Indeed, it's beginning to become obvious that the "game" of this "gambling house" is rigged by the High Frequency Traders. Reputable casinos make sure that games are at least consistent and the rules understood because bettors would simply leave. What we have now is potentially worse. What happens when there are *no* reliable house rules at all, like we saw with this nearly instantaneous crash? You want to see a stock market crash that makes 1929 look like a dip in the road? Remove all faith in the system like this has the potential to do.
Writing this off as "just one of those things" is myopic and dangerous. Do you really want to see what happens when most people are at a disadvantage because they are not 10 or 5 milli-light-seconds away from the trading computers? Do you really want to give the advantage to those who are physically situated close enough or do you want a level playing field for everyone?
Because that's what's happening with HFT. It's all about a game about who can take advantage of the speed of light instead of investment.
--
BMO
Re:HF Trading reduces spread, increases liquidity (Score:1, Insightful)
Switching to a micro-auction market would kill this kind of trading. That is, the continuous, price-time priority match of all the current US markets would be changed to mini auction matches that would occur maybe twice a second. This would give plenty of time for all market participants to react to a change in market conditions and get their orders in. Being one microsecond faster than the next guy will no longer make a difference.
An added benefit would be that you could increase interval between auctions if the number of buyers or sellers rapidly decreases. In the case of the fast-crash on May 6th, when buyers disappeared, you could start doubling the time between these auctions to one second then two seconds, etc, until buyers started to appear. The price drops would have been far less scary and computer models would have had more time to figure out what was going on.
Re:It should Flash Crash to about 5000 (Score:3, Insightful)
So all buyers are dumb?
With the P/E values in todays stock markets there are only two categories of buyers. Idiots and Gamblers.
Re:HF Trading reduces spread, increases liquidity (Score:2, Insightful)
Economically, no purchase should ever make you happy or improve your condition. If you are better off after your purchase, then the seller should have charged more. Or someone should have added a middleman-markup.
Ugh. This isn't insightful; it's absurd. If we take your logic to its conclusion, there's no such thing as a middleman markup. Because then that middleman is the customer and yet another middleman should have already added the markup.
The truth is that economic value is subjective. Economically, *every* purchase should make you happy while simultaneously making the seller happy. Because you both value the thing differently. If this wasn't the case, neither of you would have any incentive to make the deal.
HFT changes none of this that I can see. There are more opportunities for middlemen, but as long as I get the price I wanted, I'm still happy (just maybe not as happy as I could have been had I been in the middleman's position). I don't see the great evil of being a middleman; life's unfair and some people are in positions to exploit price differences. As long as they don't commit fraud to do it, what's the big deal?

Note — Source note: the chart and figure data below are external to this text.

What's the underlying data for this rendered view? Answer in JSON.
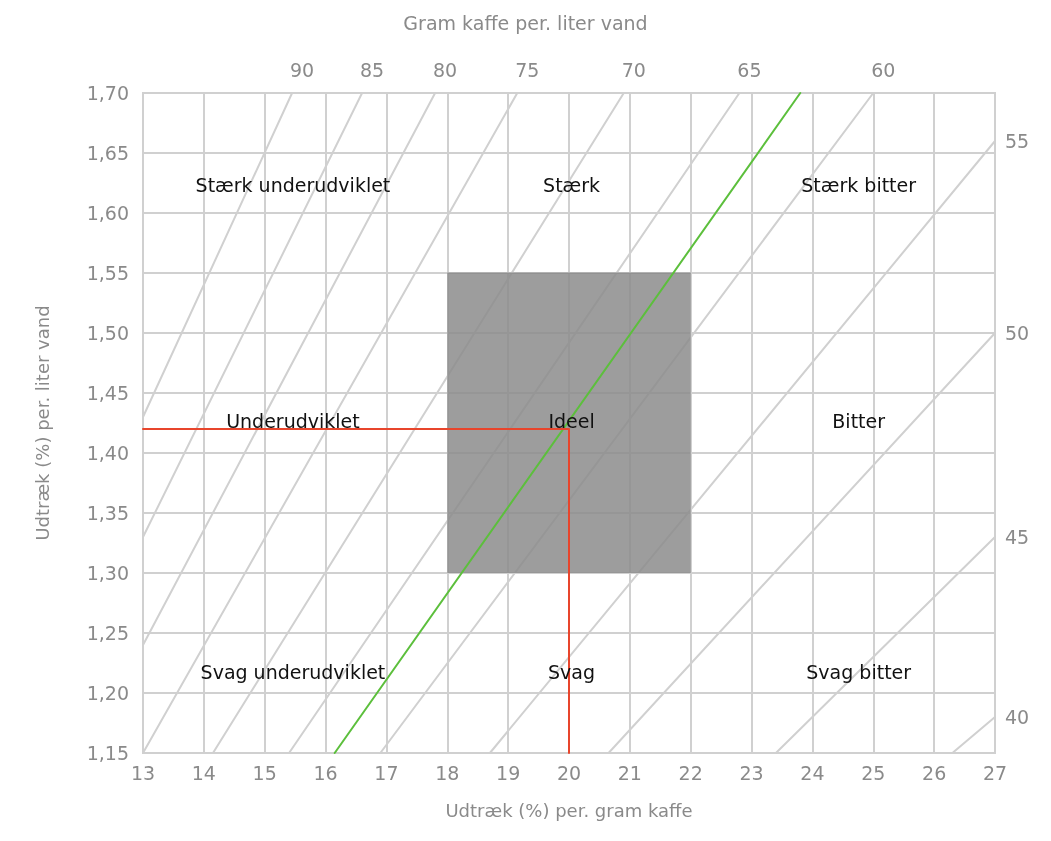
{
  "chart_data": {
    "type": "line",
    "title": "Gram kaffe per. liter vand",
    "xlabel": "Udtræk (%) per. gram kaffe",
    "ylabel": "Udtræk (%) per. liter vand",
    "xlim": [
      13,
      27
    ],
    "xticks": [
      13,
      14,
      15,
      16,
      17,
      18,
      19,
      20,
      21,
      22,
      23,
      24,
      25,
      26,
      27
    ],
    "ylim": [
      1.15,
      1.7
    ],
    "yticks": [
      {
        "value": 1.15,
        "label": "1,15"
      },
      {
        "value": 1.2,
        "label": "1,20"
      },
      {
        "value": 1.25,
        "label": "1,25"
      },
      {
        "value": 1.3,
        "label": "1,30"
      },
      {
        "value": 1.35,
        "label": "1,35"
      },
      {
        "value": 1.4,
        "label": "1,40"
      },
      {
        "value": 1.45,
        "label": "1,45"
      },
      {
        "value": 1.5,
        "label": "1,50"
      },
      {
        "value": 1.55,
        "label": "1,55"
      },
      {
        "value": 1.6,
        "label": "1,60"
      },
      {
        "value": 1.65,
        "label": "1,65"
      },
      {
        "value": 1.7,
        "label": "1,70"
      }
    ],
    "grid": true,
    "marker": "none",
    "line_style": "solid",
    "series": [
      {
        "type": "line",
        "color": "#8c8c8c",
        "x": [
          18,
          22
        ],
        "values": [
          1.55,
          1.55
        ],
        "lower": [
          1.3,
          1.3
        ],
        "upper": [
          1.55,
          1.55
        ]
      },
      {
        "name": "90",
        "color": "#d0d0d0",
        "x": [
          13,
          15.45
        ],
        "values": [
          1.43,
          1.7
        ]
      },
      {
        "name": "85",
        "color": "#d0d0d0",
        "x": [
          13,
          16.6
        ],
        "values": [
          1.33,
          1.7
        ]
      },
      {
        "name": "80",
        "color": "#d0d0d0",
        "x": [
          13,
          17.8
        ],
        "values": [
          1.24,
          1.7
        ]
      },
      {
        "name": "75",
        "color": "#d0d0d0",
        "x": [
          13,
          19.15
        ],
        "values": [
          1.15,
          1.7
        ]
      },
      {
        "name": "70",
        "color": "#d0d0d0",
        "x": [
          14.15,
          20.9
        ],
        "values": [
          1.15,
          1.7
        ]
      },
      {
        "name": "65",
        "color": "#d0d0d0",
        "x": [
          15.4,
          22.8
        ],
        "values": [
          1.15,
          1.7
        ]
      },
      {
        "name": "60",
        "color": "#d0d0d0",
        "x": [
          16.9,
          25
        ],
        "values": [
          1.15,
          1.7
        ]
      },
      {
        "name": "55",
        "color": "#d0d0d0",
        "x": [
          18.7,
          27
        ],
        "values": [
          1.15,
          1.66
        ]
      },
      {
        "name": "50",
        "color": "#d0d0d0",
        "x": [
          20.65,
          27
        ],
        "values": [
          1.15,
          1.5
        ]
      },
      {
        "name": "45",
        "color": "#d0d0d0",
        "x": [
          23.4,
          27
        ],
        "values": [
          1.15,
          1.33
        ]
      },
      {
        "name": "40",
        "color": "#d0d0d0",
        "x": [
          26.3,
          27
        ],
        "values": [
          1.15,
          1.18
        ]
      },
      {
        "color": "#5cbf3c",
        "x": [
          16.15,
          23.8
        ],
        "values": [
          1.15,
          1.7
        ]
      },
      {
        "color": "#e8452c",
        "x": [
          13,
          20,
          20
        ],
        "values": [
          1.42,
          1.42,
          1.15
        ]
      }
    ],
    "annotations": [
      "Stærk underudviklet",
      "Stærk",
      "Stærk bitter",
      "Underudviklet",
      "Ideel",
      "Bitter",
      "Svag underudviklet",
      "Svag",
      "Svag bitter"
    ]
  }
}
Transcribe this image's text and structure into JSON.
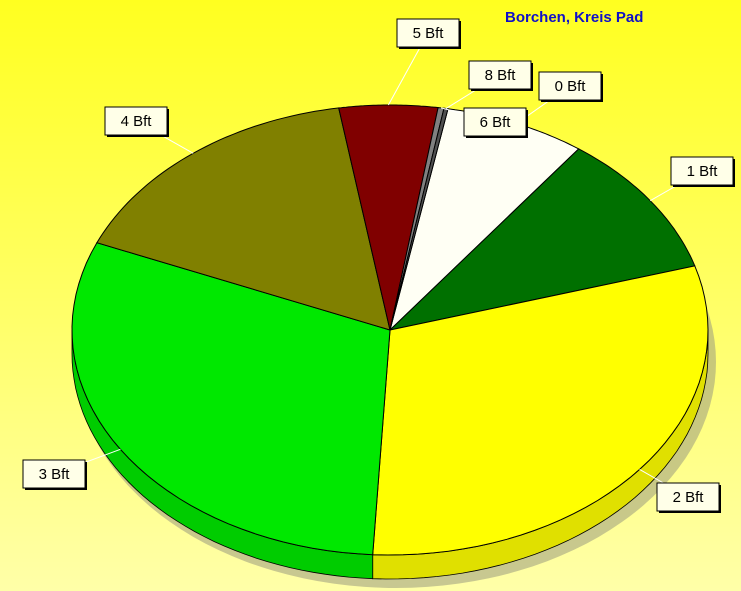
{
  "chart_data": {
    "type": "pie",
    "title": "Borchen, Kreis Pad",
    "categories": [
      "0 Bft",
      "1 Bft",
      "2 Bft",
      "3 Bft",
      "4 Bft",
      "5 Bft",
      "6 Bft",
      "8 Bft"
    ],
    "values": [
      7.2,
      10.3,
      30.5,
      30.5,
      16.1,
      5,
      0.3,
      0.2
    ],
    "colors": [
      "#fffff4",
      "#007000",
      "#ffff00",
      "#00e800",
      "#808000",
      "#800000",
      "#808080",
      "#505050"
    ]
  }
}
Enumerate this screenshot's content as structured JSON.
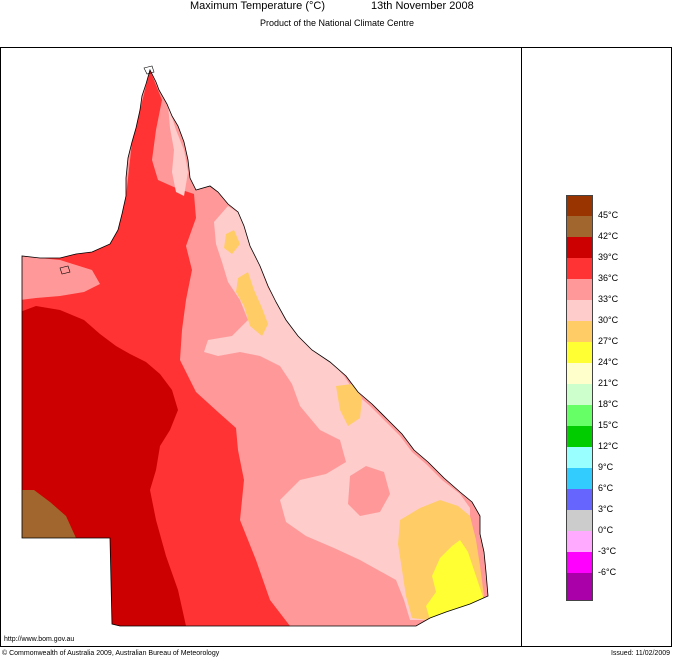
{
  "header": {
    "title": "Maximum Temperature (°C)",
    "date": "13th November 2008",
    "subtitle": "Product of the National Climate Centre"
  },
  "footer": {
    "url": "http://www.bom.gov.au",
    "copyright": "© Commonwealth of Australia 2009, Australian Bureau of Meteorology",
    "issued": "Issued: 11/02/2009"
  },
  "legend": {
    "items": [
      {
        "label": "",
        "color": "#993300"
      },
      {
        "label": "45°C",
        "color": "#a0662e"
      },
      {
        "label": "42°C",
        "color": "#cc0000"
      },
      {
        "label": "39°C",
        "color": "#ff3333"
      },
      {
        "label": "36°C",
        "color": "#ff9999"
      },
      {
        "label": "33°C",
        "color": "#ffcccc"
      },
      {
        "label": "30°C",
        "color": "#ffcc66"
      },
      {
        "label": "27°C",
        "color": "#ffff33"
      },
      {
        "label": "24°C",
        "color": "#ffffcc"
      },
      {
        "label": "21°C",
        "color": "#ccffcc"
      },
      {
        "label": "18°C",
        "color": "#66ff66"
      },
      {
        "label": "15°C",
        "color": "#00cc00"
      },
      {
        "label": "12°C",
        "color": "#99ffff"
      },
      {
        "label": "9°C",
        "color": "#33ccff"
      },
      {
        "label": "6°C",
        "color": "#6666ff"
      },
      {
        "label": "3°C",
        "color": "#cccccc"
      },
      {
        "label": "0°C",
        "color": "#ffaaff"
      },
      {
        "label": "-3°C",
        "color": "#ff00ff"
      },
      {
        "label": "-6°C",
        "color": "#aa00aa"
      }
    ]
  },
  "map": {
    "region": "Queensland",
    "colors": {
      "c45": "#a0662e",
      "c42": "#cc0000",
      "c39": "#ff3333",
      "c36": "#ff9999",
      "c33": "#ffcccc",
      "c30": "#ffcc66",
      "c27": "#ffff33",
      "outline": "#000000"
    }
  }
}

Re:HF Trading reduces spread, increases liquidity (Score:3, Insightful)
Flash trading is the main sub-form of high-frequency trading which is responsible for overwhelming majority of its profits. From macro-scale point of view, they are one and the same thing.
Re:Logically flawed (Score:1, Insightful)
The idea is that the shareholders of a growing company are better off if the profit is reinvested into the company, such that the company can grow and pay a much larger dividend in the future once it has become large. Moreover, if the profit is paid out as a dividend, the shareholder has to pay taxes over this income, whereas a growth in the value of the company is often tax free (depending on the local tax regulations).
Of course, this only works if the profit is reinvested in a meaningful way. During the internet bubble, companies were more or less burning cash as a substitute for solid investments.